«Viaje interestelar a un nuevo mundo» es el nombre de mi última obra musical terminada hace dos días y subida ayer a la SGAE.
Si hace casi 55 años (supuestamente) pisamos la Luna, hoy día debiéramos ya tener una clara mentalidad interplanetaria y estar listos para surcar el espacio, en vez de seguir siendo cavernícolas (en nuestras creencias y posturas) y trogloditas (en nuestros actos e intenciones).
Stephen Hawking afirmó que o logramos habitar otros mundos o desaparecemos como especie; lo cual nos está avisando de que, en vez de gastar riqueza y vidas en apoderarse de un pequeño trozo de este minúsculo planeta, debiéramos gastar riqueza y energías en hacer posible ese viaje por el océano espacial.
Es una decisión similar a la de la reina Isabel I de Castilla (una mujer adelantada en siglos a su época) que, en vez de invadir Portugal y aprovecharse de la ya estabilizada navegación lusa alrededor de África para traer los codiciados productos de Oriente, financió un viaje a la nada, pues la incógnita era enorme ¿qué lograrían? ¿llegar a la costa este de Asia navegando hacia el oeste (porque el mundo era redondo) o caer por los abismos del fin de la Tierra (porque el mundo era plano)?
Fueron dos meses angustiosos, rodeados de agua y agua y más agua; solo agua mientras lo alimentos iban disminuyendo y la otra agua (la que se podía beber) disminuyendo; viendo como imposible el ni siquiera volver a casa.

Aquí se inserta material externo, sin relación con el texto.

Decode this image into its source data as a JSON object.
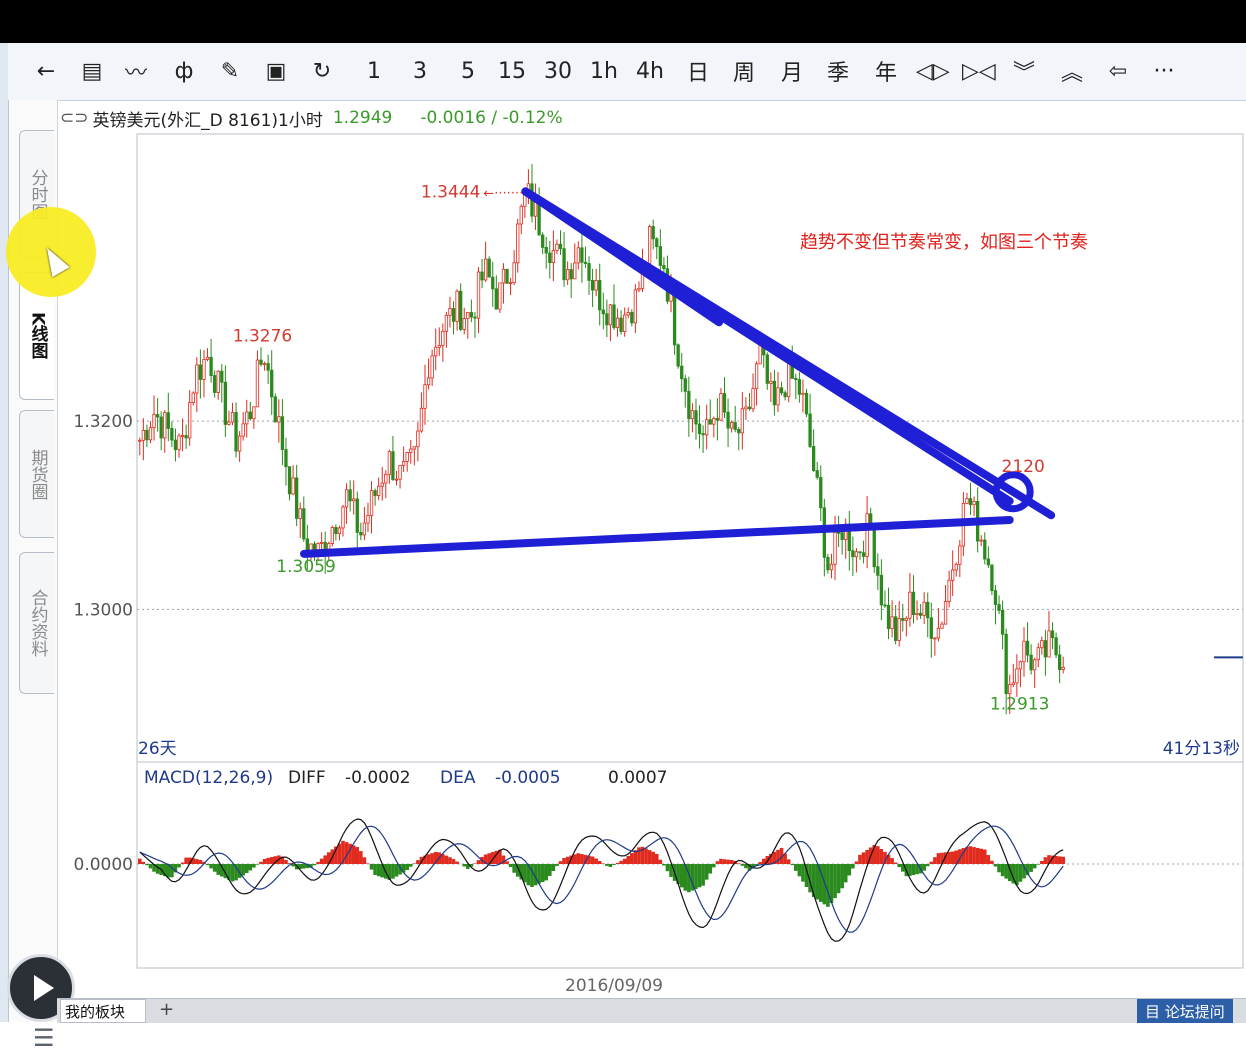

Viajar por el espacio en busca de un nuevo mundo es algo parecido, aunque, en este caso, si se sabrá hacia donde se va y las más probables posibilidades de éxito. Pero, igualmente, durante meses se estará rodeado de silencio y espacio vacío.

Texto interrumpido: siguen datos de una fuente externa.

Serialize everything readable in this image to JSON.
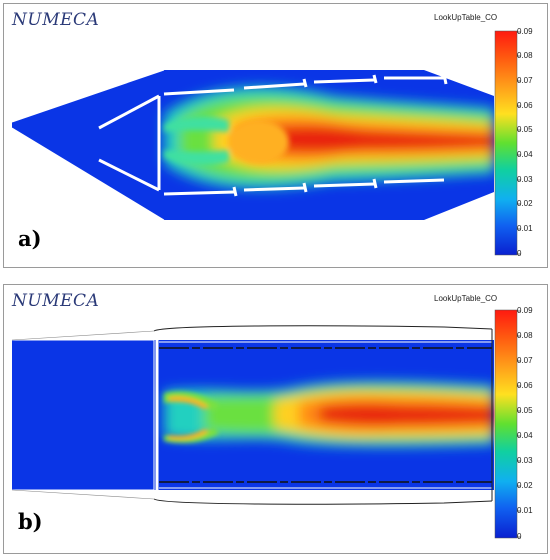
{
  "panels": [
    {
      "brand": "NUMECA",
      "label": "a)",
      "colorbar": {
        "title": "LookUpTable_CO",
        "ticks": [
          "0.09",
          "0.08",
          "0.07",
          "0.06",
          "0.05",
          "0.04",
          "0.03",
          "0.02",
          "0.01",
          "0"
        ]
      }
    },
    {
      "brand": "NUMECA",
      "label": "b)",
      "colorbar": {
        "title": "LookUpTable_CO",
        "ticks": [
          "0.09",
          "0.08",
          "0.07",
          "0.06",
          "0.05",
          "0.04",
          "0.03",
          "0.02",
          "0.01",
          "0"
        ]
      }
    }
  ],
  "colors": {
    "background_field": "#0a35e6",
    "low": "#0000c8",
    "mid": "#3ee03e",
    "high": "#e01010"
  }
}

Cuando, aprovechando una ola espacial (curvaturas del espacio) se viaje a través de la ola por lo que yo llamo atajos espacio-tiempo, que Hawking (para mi gusto) mal llamó “agujeros de gusano” es cuando se tendrá la sensación de ir hacia la nada, pues se estará en una oscuridad absoluta (salvo la de la propia nave) dado que la luz se mueve por la superficie de la onda espacial: estará pasando por encima de nosotros.
Pero, en todo momento, sentimos la grandeza del universo.

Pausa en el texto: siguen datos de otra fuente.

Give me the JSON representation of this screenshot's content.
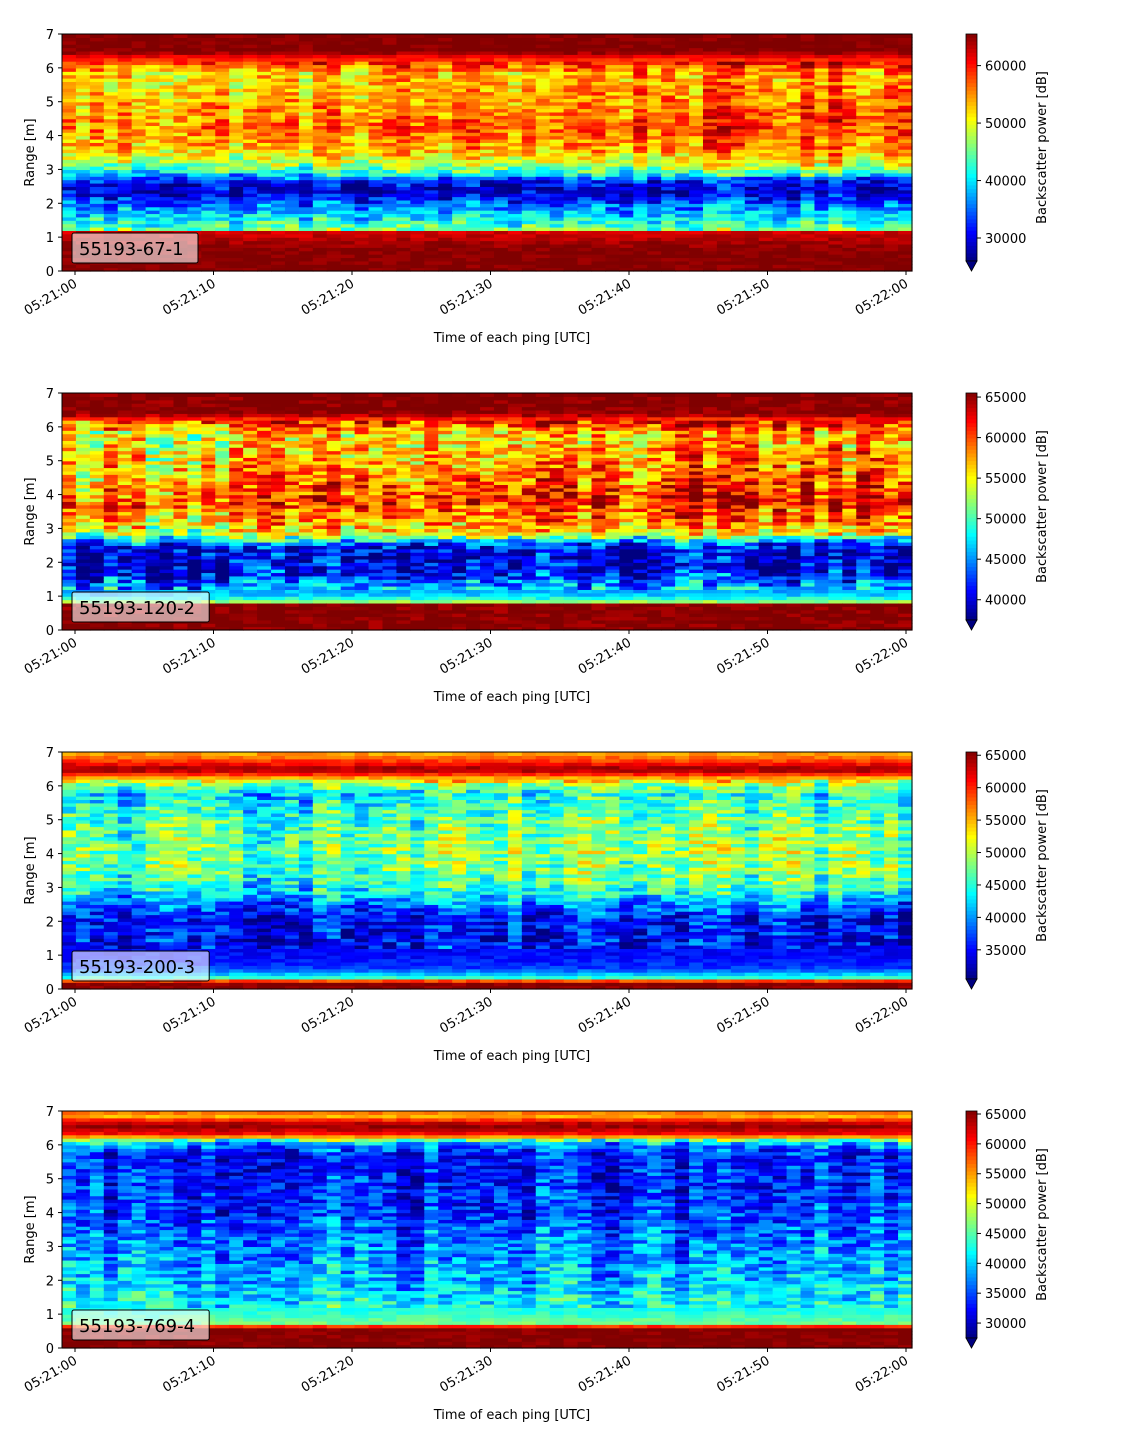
{
  "chart_data": [
    {
      "type": "heatmap",
      "label": "55193-67-1",
      "xlabel": "Time of each ping [UTC]",
      "ylabel": "Range [m]",
      "x_ticks": [
        "05:21:00",
        "05:21:10",
        "05:21:20",
        "05:21:30",
        "05:21:40",
        "05:21:50",
        "05:22:00"
      ],
      "y_ticks": [
        0,
        1,
        2,
        3,
        4,
        5,
        6,
        7
      ],
      "ylim": [
        0,
        7
      ],
      "colorbar_label": "Backscatter power [dB]",
      "colorbar_ticks": [
        30000,
        40000,
        50000,
        60000
      ],
      "colorbar_range": [
        26000,
        65500
      ],
      "colormap": "jet",
      "range_profile": [
        [
          0.0,
          65500
        ],
        [
          0.25,
          65500
        ],
        [
          0.6,
          65500
        ],
        [
          1.2,
          62000
        ],
        [
          1.25,
          45000
        ],
        [
          1.6,
          40000
        ],
        [
          2.0,
          35000
        ],
        [
          2.3,
          29000
        ],
        [
          2.6,
          30000
        ],
        [
          2.9,
          40000
        ],
        [
          3.2,
          47000
        ],
        [
          3.6,
          52000
        ],
        [
          4.2,
          55000
        ],
        [
          5.0,
          53000
        ],
        [
          5.8,
          51000
        ],
        [
          6.3,
          60000
        ],
        [
          6.5,
          65500
        ],
        [
          7.0,
          65500
        ]
      ]
    },
    {
      "type": "heatmap",
      "label": "55193-120-2",
      "xlabel": "Time of each ping [UTC]",
      "ylabel": "Range [m]",
      "x_ticks": [
        "05:21:00",
        "05:21:10",
        "05:21:20",
        "05:21:30",
        "05:21:40",
        "05:21:50",
        "05:22:00"
      ],
      "y_ticks": [
        0,
        1,
        2,
        3,
        4,
        5,
        6,
        7
      ],
      "ylim": [
        0,
        7
      ],
      "colorbar_label": "Backscatter power [dB]",
      "colorbar_ticks": [
        40000,
        45000,
        50000,
        55000,
        60000,
        65000
      ],
      "colorbar_range": [
        37500,
        65500
      ],
      "colormap": "jet",
      "range_profile": [
        [
          0.0,
          65500
        ],
        [
          0.25,
          65500
        ],
        [
          0.75,
          65500
        ],
        [
          0.85,
          52000
        ],
        [
          1.0,
          47000
        ],
        [
          1.4,
          44000
        ],
        [
          1.8,
          40000
        ],
        [
          2.2,
          39500
        ],
        [
          2.5,
          41000
        ],
        [
          2.8,
          52000
        ],
        [
          3.2,
          56000
        ],
        [
          3.8,
          59000
        ],
        [
          4.5,
          57000
        ],
        [
          5.2,
          55000
        ],
        [
          5.8,
          54000
        ],
        [
          6.2,
          60000
        ],
        [
          6.4,
          65500
        ],
        [
          7.0,
          65500
        ]
      ]
    },
    {
      "type": "heatmap",
      "label": "55193-200-3",
      "xlabel": "Time of each ping [UTC]",
      "ylabel": "Range [m]",
      "x_ticks": [
        "05:21:00",
        "05:21:10",
        "05:21:20",
        "05:21:30",
        "05:21:40",
        "05:21:50",
        "05:22:00"
      ],
      "y_ticks": [
        0,
        1,
        2,
        3,
        4,
        5,
        6,
        7
      ],
      "ylim": [
        0,
        7
      ],
      "colorbar_label": "Backscatter power [dB]",
      "colorbar_ticks": [
        35000,
        40000,
        45000,
        50000,
        55000,
        60000,
        65000
      ],
      "colorbar_range": [
        30500,
        65500
      ],
      "colormap": "jet",
      "range_profile": [
        [
          0.0,
          65500
        ],
        [
          0.2,
          65500
        ],
        [
          0.35,
          45000
        ],
        [
          0.6,
          37000
        ],
        [
          1.0,
          35000
        ],
        [
          1.6,
          34000
        ],
        [
          2.2,
          35000
        ],
        [
          2.8,
          42000
        ],
        [
          3.5,
          46000
        ],
        [
          4.2,
          47000
        ],
        [
          5.0,
          45000
        ],
        [
          5.8,
          42000
        ],
        [
          6.1,
          48000
        ],
        [
          6.3,
          58000
        ],
        [
          6.5,
          65000
        ],
        [
          6.7,
          60000
        ],
        [
          7.0,
          55000
        ]
      ]
    },
    {
      "type": "heatmap",
      "label": "55193-769-4",
      "xlabel": "Time of each ping [UTC]",
      "ylabel": "Range [m]",
      "x_ticks": [
        "05:21:00",
        "05:21:10",
        "05:21:20",
        "05:21:30",
        "05:21:40",
        "05:21:50",
        "05:22:00"
      ],
      "y_ticks": [
        0,
        1,
        2,
        3,
        4,
        5,
        6,
        7
      ],
      "ylim": [
        0,
        7
      ],
      "colorbar_label": "Backscatter power [dB]",
      "colorbar_ticks": [
        30000,
        35000,
        40000,
        45000,
        50000,
        55000,
        60000,
        65000
      ],
      "colorbar_range": [
        27500,
        65500
      ],
      "colormap": "jet",
      "range_profile": [
        [
          0.0,
          65500
        ],
        [
          0.25,
          65500
        ],
        [
          0.6,
          65500
        ],
        [
          0.75,
          46000
        ],
        [
          1.2,
          42000
        ],
        [
          2.0,
          39000
        ],
        [
          3.0,
          37000
        ],
        [
          4.0,
          34000
        ],
        [
          5.0,
          33000
        ],
        [
          5.8,
          33000
        ],
        [
          6.1,
          40000
        ],
        [
          6.3,
          60000
        ],
        [
          6.6,
          65500
        ],
        [
          6.9,
          52000
        ],
        [
          7.0,
          60000
        ]
      ]
    }
  ]
}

En la pieza musical, no describo sonidos pues solo habrá los de la propia nave y su instrumental, sino que describo las sensaciones de estar en el espacio, cruzarse con asteroides, rocas, cometas, el firmamento que nos rodea, la esperanzada llegada a un posible planeta habitable, la desilusión de ver que no lo es y vuelta a la rutina… hasta que se encuentra uno idóneo para habitarlo.
Un alegre canto (en español, inglés, alemán, francés, italiano y también esperanto en representación del resto de lenguas) en agradecimiento por haberlo encontrado, la alegría de disponer de un nuevo hogar para la humanidad y el deseo de vivir unidos en paz en ese nuevo hogar planetario. Entonces (tarareando) se empieza a construir, aprovechando el optimismo, la alegría, la esperanza; además de las herramientas traídas en la nave y lo que conseguimos de la propia naturaleza que llena ese planeta.
No traten de imaginar ni adivinar, siéntanse cómodos en su butaca en la nave espacial y dejen que la música los lleve por los espacios siderales; solo su ser interno sabe cómo son.
Para aquellos que disfrutaron y me felicitaron por mi anterior obra “Embrujo andaluz” aviso que esta obra es totalmente distinta; espero que, también les guste. Ya me dirán.